Karg und kühl, wie Stilicho erwartet hatte, fiel der Dank des Imperators aus. Gar seltsam war der Widerspruch seiner Würdigung der durch die Belagerung drohenden Gefahr vor und nach dem Entsatz: noch gestern war er nahe daran gewesen, die Feste und sich zu ergeben: nur mit äußerster Mühe hatten Eucherius, Adalger und übrigens auch Carinus und Heraclian ihn davon zurückgehalten, obwohl Mangel bisher nur die Bevölkerung, kaum noch das Heer und gar nicht den Palast getroffen hatte: unerträglich fand er schon den nun Wochen hindurch währenden Waffenlärm, die Aufregung der Belagerung. Das dringe bis in seinen Hühnerhof und hindere die fleißigsten Hennen am Legen: Alarich habe ihm ja ehrenvolle Haft zugesichert.
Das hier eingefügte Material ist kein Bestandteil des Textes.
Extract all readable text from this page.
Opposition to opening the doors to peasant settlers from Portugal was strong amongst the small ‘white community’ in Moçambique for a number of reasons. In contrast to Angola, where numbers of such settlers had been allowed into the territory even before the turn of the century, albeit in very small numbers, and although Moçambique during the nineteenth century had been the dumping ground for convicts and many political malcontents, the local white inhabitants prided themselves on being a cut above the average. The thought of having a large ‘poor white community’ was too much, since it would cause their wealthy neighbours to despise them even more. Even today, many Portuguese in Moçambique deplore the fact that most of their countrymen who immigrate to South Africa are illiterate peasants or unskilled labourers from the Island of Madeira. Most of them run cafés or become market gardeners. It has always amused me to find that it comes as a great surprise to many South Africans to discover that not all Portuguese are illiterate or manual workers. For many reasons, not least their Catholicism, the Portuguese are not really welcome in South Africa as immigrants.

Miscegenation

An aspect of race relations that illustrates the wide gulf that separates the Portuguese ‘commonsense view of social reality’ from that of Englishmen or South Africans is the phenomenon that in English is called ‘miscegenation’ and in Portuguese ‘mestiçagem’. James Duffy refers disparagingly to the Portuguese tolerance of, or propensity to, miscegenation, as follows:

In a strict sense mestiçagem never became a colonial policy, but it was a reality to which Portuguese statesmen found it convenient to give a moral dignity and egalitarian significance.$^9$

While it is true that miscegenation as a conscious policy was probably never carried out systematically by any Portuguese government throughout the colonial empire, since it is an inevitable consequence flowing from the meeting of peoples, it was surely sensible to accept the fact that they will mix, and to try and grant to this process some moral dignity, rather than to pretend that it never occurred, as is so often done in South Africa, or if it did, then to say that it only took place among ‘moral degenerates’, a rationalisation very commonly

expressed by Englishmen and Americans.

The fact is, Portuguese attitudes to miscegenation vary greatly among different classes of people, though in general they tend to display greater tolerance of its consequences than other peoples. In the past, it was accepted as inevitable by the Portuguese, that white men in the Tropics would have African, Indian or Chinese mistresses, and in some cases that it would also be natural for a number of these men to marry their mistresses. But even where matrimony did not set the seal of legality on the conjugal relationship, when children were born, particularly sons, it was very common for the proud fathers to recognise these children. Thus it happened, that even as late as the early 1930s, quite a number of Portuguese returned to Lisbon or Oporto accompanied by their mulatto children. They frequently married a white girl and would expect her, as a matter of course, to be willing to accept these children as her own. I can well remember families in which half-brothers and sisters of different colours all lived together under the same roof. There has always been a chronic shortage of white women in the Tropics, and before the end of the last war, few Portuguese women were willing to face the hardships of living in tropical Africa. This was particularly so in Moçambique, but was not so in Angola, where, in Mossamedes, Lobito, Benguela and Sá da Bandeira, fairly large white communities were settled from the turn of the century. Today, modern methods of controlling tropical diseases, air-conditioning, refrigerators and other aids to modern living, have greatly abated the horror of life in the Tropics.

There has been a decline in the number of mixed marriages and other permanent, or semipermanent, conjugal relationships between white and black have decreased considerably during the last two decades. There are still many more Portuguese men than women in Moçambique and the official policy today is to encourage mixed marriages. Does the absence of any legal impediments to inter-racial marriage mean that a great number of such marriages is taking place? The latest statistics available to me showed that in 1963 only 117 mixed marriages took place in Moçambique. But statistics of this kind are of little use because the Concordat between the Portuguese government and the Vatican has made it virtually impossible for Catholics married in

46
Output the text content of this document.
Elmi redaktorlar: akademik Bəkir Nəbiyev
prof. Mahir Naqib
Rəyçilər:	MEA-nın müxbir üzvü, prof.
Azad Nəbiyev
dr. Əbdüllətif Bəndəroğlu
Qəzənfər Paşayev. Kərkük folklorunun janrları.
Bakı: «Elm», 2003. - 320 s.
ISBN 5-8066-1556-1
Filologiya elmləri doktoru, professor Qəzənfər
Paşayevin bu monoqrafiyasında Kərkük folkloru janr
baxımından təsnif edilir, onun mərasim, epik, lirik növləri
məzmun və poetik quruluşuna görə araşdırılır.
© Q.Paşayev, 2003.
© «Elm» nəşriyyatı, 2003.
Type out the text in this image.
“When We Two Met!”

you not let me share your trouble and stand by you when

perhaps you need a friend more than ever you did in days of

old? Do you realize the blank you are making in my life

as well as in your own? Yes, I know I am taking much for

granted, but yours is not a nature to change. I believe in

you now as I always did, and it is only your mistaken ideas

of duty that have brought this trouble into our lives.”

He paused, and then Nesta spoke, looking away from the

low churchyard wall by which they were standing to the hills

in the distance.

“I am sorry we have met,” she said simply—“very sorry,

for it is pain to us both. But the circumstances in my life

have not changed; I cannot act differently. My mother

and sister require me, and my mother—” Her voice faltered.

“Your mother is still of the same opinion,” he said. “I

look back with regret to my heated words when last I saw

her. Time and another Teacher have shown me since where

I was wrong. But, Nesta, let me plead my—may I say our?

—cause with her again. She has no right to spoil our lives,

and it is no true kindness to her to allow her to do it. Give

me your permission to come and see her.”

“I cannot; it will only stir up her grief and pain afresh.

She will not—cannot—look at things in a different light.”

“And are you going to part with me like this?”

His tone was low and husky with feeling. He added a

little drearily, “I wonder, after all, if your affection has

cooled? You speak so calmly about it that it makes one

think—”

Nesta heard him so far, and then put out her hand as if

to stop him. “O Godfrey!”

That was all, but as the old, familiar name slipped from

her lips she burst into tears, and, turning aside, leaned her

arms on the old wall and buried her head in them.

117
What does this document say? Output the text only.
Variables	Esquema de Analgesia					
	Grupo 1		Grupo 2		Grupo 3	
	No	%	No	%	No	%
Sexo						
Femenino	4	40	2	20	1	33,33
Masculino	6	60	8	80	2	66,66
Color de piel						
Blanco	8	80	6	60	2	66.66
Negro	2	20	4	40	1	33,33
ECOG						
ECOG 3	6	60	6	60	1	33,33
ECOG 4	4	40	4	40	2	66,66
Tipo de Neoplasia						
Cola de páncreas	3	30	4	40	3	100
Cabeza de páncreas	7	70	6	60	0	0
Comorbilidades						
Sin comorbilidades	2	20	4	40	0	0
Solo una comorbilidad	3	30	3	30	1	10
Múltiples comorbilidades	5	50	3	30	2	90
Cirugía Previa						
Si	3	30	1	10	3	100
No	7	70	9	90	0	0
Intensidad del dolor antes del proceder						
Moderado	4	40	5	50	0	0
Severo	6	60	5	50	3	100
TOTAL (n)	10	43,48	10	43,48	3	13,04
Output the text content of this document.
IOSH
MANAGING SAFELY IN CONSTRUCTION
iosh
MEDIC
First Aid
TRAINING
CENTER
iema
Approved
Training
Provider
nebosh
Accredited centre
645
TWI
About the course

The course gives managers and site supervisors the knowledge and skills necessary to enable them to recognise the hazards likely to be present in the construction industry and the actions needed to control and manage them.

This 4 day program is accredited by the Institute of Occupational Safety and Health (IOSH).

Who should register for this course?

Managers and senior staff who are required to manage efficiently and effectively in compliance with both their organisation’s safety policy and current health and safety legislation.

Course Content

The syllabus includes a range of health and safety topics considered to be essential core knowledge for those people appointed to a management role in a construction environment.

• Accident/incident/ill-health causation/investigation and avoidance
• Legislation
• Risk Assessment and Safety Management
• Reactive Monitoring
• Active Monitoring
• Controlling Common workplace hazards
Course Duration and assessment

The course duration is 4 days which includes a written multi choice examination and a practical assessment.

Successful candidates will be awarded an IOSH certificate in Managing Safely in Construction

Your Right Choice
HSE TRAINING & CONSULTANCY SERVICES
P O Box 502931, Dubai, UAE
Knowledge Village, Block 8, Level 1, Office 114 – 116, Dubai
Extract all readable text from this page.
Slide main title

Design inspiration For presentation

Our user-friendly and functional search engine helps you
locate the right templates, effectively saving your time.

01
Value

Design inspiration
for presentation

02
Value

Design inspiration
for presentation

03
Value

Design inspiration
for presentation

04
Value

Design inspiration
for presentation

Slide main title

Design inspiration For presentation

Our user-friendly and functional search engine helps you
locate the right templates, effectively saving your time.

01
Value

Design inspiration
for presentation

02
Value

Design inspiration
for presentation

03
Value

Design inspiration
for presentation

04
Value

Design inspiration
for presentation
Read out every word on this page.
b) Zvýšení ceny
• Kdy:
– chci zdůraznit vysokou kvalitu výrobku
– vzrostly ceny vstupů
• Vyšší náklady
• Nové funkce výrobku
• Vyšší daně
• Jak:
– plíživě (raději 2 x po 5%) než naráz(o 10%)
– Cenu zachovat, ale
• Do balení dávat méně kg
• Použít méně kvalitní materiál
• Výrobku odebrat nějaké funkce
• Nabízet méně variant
Aber nach dem Einzug Stilichos in die Stadt meinte er achselzuckend, man übertreibe die Gefährlichkeit der Einschließung und daher das Verdienst des Entsatzes, vielmehr müsse er Rechenschaft fordern für die unverantwortliche Entblößung der Rhein- und der Donau-Grenzen. Und als Stilicho auf die beiden zu Mark-Wächtern gewonnenen Könige hinwies, erwiderte er giftig, daß der ›Vandale‹ gar nicht genug Germanen in das Reich ziehen könne. Stilicho entzog sich diesem Undank und diesen Vorwürfen so rasch er konnte. Schon am folgenden Tage nahm er mit allen in Mailand vorhandenen und von ihm herangeführten Truppen die Verfolgung der weichenden Goten auf.

Alarich, den die Seinen, ausgestreckt in einem Fischerkahn, den Ataulf steuerte, auf das linke Ufer gerettet hatten, leitete, sobald er sich aus seiner Betäubung erholt hatte, mit Umsicht den Rückzug nach Ligurien, um, falls er sich mit den stark geschwächten Wehrfähigen des Volkes gegen den jetzt übermächtigen Sieger in Italien nicht sollte halten können, über die Cottischen Alpen nach Gallien abzuziehen und in diesem nun von Truppen entblößten Lande für sein wandermüdes Volk die lang gesuchte ruhige Heimat – »quieta patria« sagte man – zu finden. Zwar ward der schwerfällige Wagenzug schon bei Asti am Tanarus von den raschen Reitern des Sarus und des Saul eingeholt und die schwache Nachhut nach Süden zu die Hügel hinab gedrängt: allein es gelang dem König gleichwohl, das ganze Volk auf den schwierigen Wegen auf dem linken Flußufer in Sicherheit bis Pollentia zu führen, vor welchem Städtlein in guter Stellung zwei befestigte Lager geschlagen wurden: ein kleineres etwas weiter südlich, ein größeres, zumal für die Waffenunfähigen, weiter nördlich. Hier mußte er den ermüdeten Menschen und noch mehr den erschöpften Gespann-Tieren des Zuges einige Tage Erholung gönnen. Hier konnte man den Angriff der Verfolger in Deckung abwarten, von hier aus im Notfall, das heißt bei weiterem Rückzug nach Westen rasch die schirmenden Wasserläufe der Stura und des Po zwischen sich und Stilichos Geschwader legen, etwa bei Susa die Pässe nach Gallien gewinnen und unter dem Schutz der Dora riparia unverfolgt überschreiten.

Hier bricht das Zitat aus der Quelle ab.